Result: Real Wages Down, Corporate Profits Up
How did Eurocanadian fare within this Post-Fordist Regime promised to them by Mulroney as the harbinger of prosperity never seen before? I will answer by referring to an excellent study by Ellen Russell and Mathieu Dufour on the very complicated question of Canadian living standards since the 1970s, with the title Rising Profit Shares, Falling Wage Shares, published in 2007 by The Canadian Centre for Policy Alternatives:
Despite a prolonged period of economic expansion, income inequality is growing in Canada…Canadians’ average real wages — which are wages adjusted for inflation — have not increased in more than 30 years…Canada’s economy grew by 72% between 1975 and 2005, in real per capita terms. Over the same time period, labour productivity (measured as GDP/hour) grew by 51%. A growing economy with rising labour productivity seems like it would translate into rising real wages.
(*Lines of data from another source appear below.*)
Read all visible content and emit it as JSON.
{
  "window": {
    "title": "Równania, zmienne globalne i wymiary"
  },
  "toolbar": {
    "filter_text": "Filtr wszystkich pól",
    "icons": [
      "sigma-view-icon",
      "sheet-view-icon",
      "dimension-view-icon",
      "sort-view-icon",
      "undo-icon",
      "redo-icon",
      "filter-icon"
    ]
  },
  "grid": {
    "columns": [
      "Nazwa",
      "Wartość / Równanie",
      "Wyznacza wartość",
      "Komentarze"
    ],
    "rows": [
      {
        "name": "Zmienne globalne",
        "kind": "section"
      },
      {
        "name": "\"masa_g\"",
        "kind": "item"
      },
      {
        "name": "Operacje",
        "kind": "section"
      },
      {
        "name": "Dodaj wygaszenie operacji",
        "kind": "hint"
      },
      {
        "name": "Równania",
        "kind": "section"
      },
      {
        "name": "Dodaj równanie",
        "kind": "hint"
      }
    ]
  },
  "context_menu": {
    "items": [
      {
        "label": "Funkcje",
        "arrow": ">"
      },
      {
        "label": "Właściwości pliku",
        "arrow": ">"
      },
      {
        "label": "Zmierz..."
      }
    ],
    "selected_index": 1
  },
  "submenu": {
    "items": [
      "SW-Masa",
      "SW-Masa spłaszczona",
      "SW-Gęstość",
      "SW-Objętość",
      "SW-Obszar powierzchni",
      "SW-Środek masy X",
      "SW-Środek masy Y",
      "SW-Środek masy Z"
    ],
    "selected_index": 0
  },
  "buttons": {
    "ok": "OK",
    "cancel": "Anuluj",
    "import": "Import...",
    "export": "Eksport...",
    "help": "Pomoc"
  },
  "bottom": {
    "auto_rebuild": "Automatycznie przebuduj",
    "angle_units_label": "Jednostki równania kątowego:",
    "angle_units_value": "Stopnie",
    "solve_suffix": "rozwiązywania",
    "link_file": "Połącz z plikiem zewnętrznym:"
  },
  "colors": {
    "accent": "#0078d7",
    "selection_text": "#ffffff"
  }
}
But this has not been the case…Real wages have been stagnant for 30 years running. This 30-year stagnation of Canadian workers’ real wages is dramatically at odds with previous historical experience…From 1961 until the late-1970s, it was the norm for workers’ real wages to rise continuously…The stagnation of workers’ real average wages is remarkable, given that Canadian workers are increasingly productive…[M]ost economic models would predict that real wages rise as productivity rises. But it is evident that rising productivity is not generating a commensurate rise in real wages. A stagnation of workers’ real average wages despite their rising productivity is a powerful indictment of the promise that a growing economy — and increased productivity — will produce benefits widely shared by the majority of Canadian workers. It simply isn’t happening…Canadian workers’ wage share increased between 1961 and the late-1970s, then it started a steady decline that continues today…In 1961 workers’ wage share was 64.61% of the remaining economic pie, while by 2005 their wage share had fallen to just over 60% — the lowest level we’ve seen in workers’ wage share since 1961.
So, who benefited from this new regime of accumulation via mass immigration and multiculturalism?
…Corporate profit shares follow the opposite path…Corporate profit shares dropped in the 1960s, through the late-1970s and early-1980s. After that the profit share rose steadily — dramatically so in the last several years. (In terms of yearly data, the small dips in the early-1980s and early- 1990s were associated with recessions.) Corporate profit shares went from 28.91% of the remaining economic pie in 1961 to 33.68% by 2005 — the highest level we’ve seen in profit share since 1961…[C]orporations’ profit share has been persistently increasing while workers’ wage share has been persistently decreasing since the late-1970s.
Nothing could have been more endearing to global capitalists than an ideology promoted by leftists calling for mass immigration against racism to increase their coffers with a good conscience!